The word2vec model was trained with two types of training data: (1) new verbs occurred within 22 sentence constructions of Mandarin. These sentences were labeled as unergative/ neutral/ unaccusative, based on the grammatical and semantic properties found in previous studies that can possibly affect the categories of verbs within them (2) the language corpus from Taiwanese children in CHILDES (MacWhinney, 2000). In the end, I compare the semantic embeddings of new verbs with the two types of existing verbs (unergative or unaccusative verbs) in the corpus of Taiwanese children, using cosine similarity as the metric.

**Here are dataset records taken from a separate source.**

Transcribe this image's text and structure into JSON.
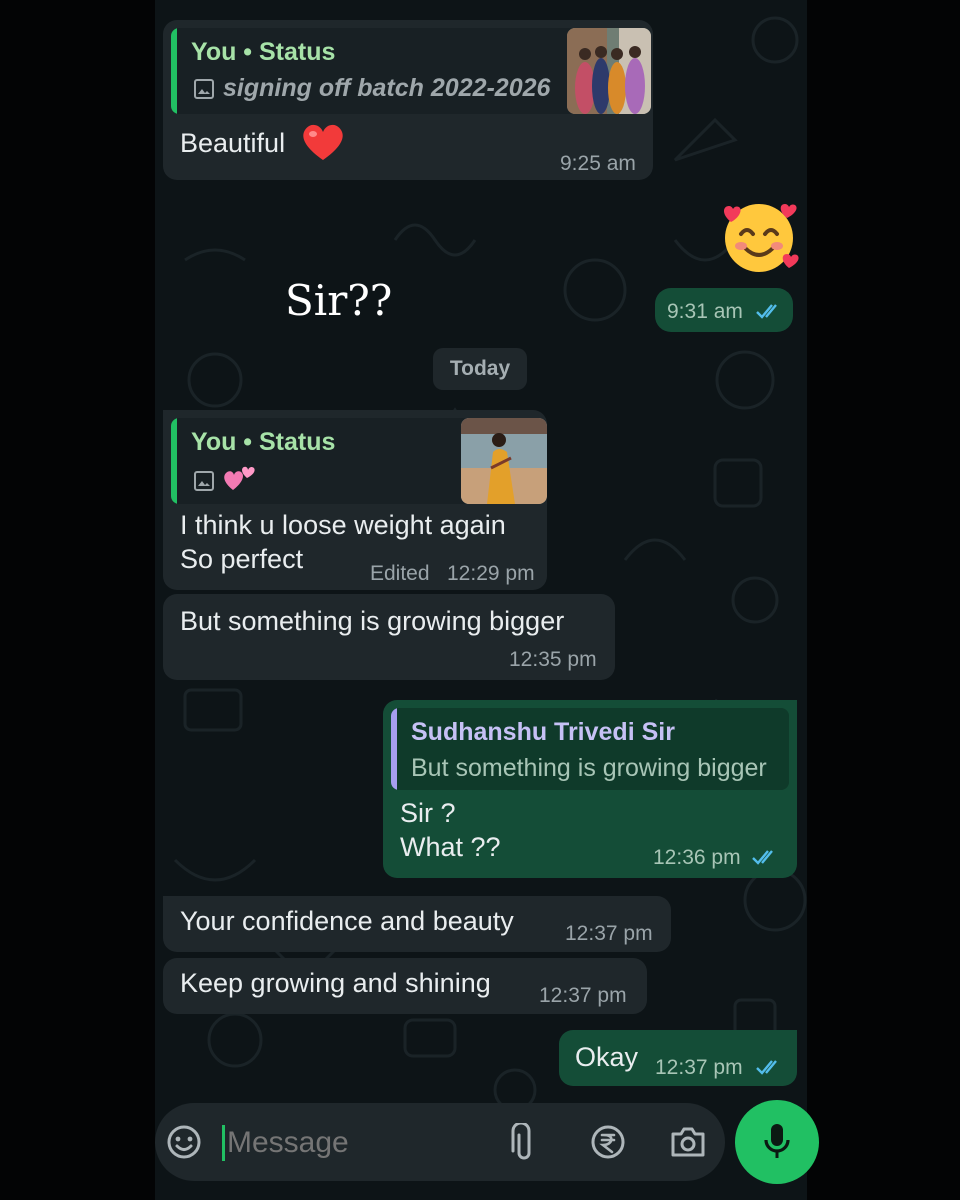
{
  "colors": {
    "accent": "#21c063",
    "quote_name_in": "#a7e2a8",
    "quote_name_out": "#c6c1f5",
    "read_ticks": "#53bdeb"
  },
  "messages": [
    {
      "direction": "in",
      "quote": {
        "name": "You • Status",
        "caption": "signing off batch 2022-2026",
        "icon": "image-icon"
      },
      "text": "Beautiful",
      "emoji": "red-heart-icon",
      "time": "9:25 am"
    },
    {
      "direction": "out",
      "emoji": "smiling-face-with-hearts-icon",
      "time": "9:31 am",
      "status": "read"
    },
    {
      "direction": "in",
      "quote": {
        "name": "You • Status",
        "icon": "image-icon",
        "sticker": "two-hearts-icon"
      },
      "text": "I think u loose weight again\nSo perfect",
      "edited": "Edited",
      "time": "12:29 pm"
    },
    {
      "direction": "in",
      "text": "But something is growing bigger",
      "time": "12:35 pm"
    },
    {
      "direction": "out",
      "quote": {
        "name": "Sudhanshu Trivedi Sir",
        "caption": "But something is growing bigger"
      },
      "text": "Sir ?\nWhat ??",
      "time": "12:36 pm",
      "status": "read"
    },
    {
      "direction": "in",
      "text": "Your confidence and beauty",
      "time": "12:37 pm"
    },
    {
      "direction": "in",
      "text": "Keep growing and shining",
      "time": "12:37 pm"
    },
    {
      "direction": "out",
      "text": "Okay",
      "time": "12:37 pm",
      "status": "read"
    }
  ],
  "overlay_text": "Sir??",
  "date_separator": "Today",
  "composer": {
    "placeholder": "Message",
    "icons": [
      "sticker-icon",
      "attach-icon",
      "rupee-icon",
      "camera-icon",
      "mic-icon"
    ]
  }
}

The results showed that new verbs exhibited closer cosine similarities to unergative verbs, when the new verbs occurred within constructions that have semantic and grammatical properties of unergative verbs. On the other hand, new verbs exhibited closer cosine similarities to unaccusative verbs when the new verbs occurred within constructions that are more favorable for unaccusative verbs. Verbs occurring in the other constructions show similarities between those two types of verbs. Moreover, more occurrences of new verbs within these 22 constructions can produce more solid categorization, than fewer occurrences. These findings altogether suggest that the constructions a verb appears in can eventually affect the categorization of intransitive verbs, and the categories of intransitive verbs should consider the constructional environment as well as their frequency within these constructions.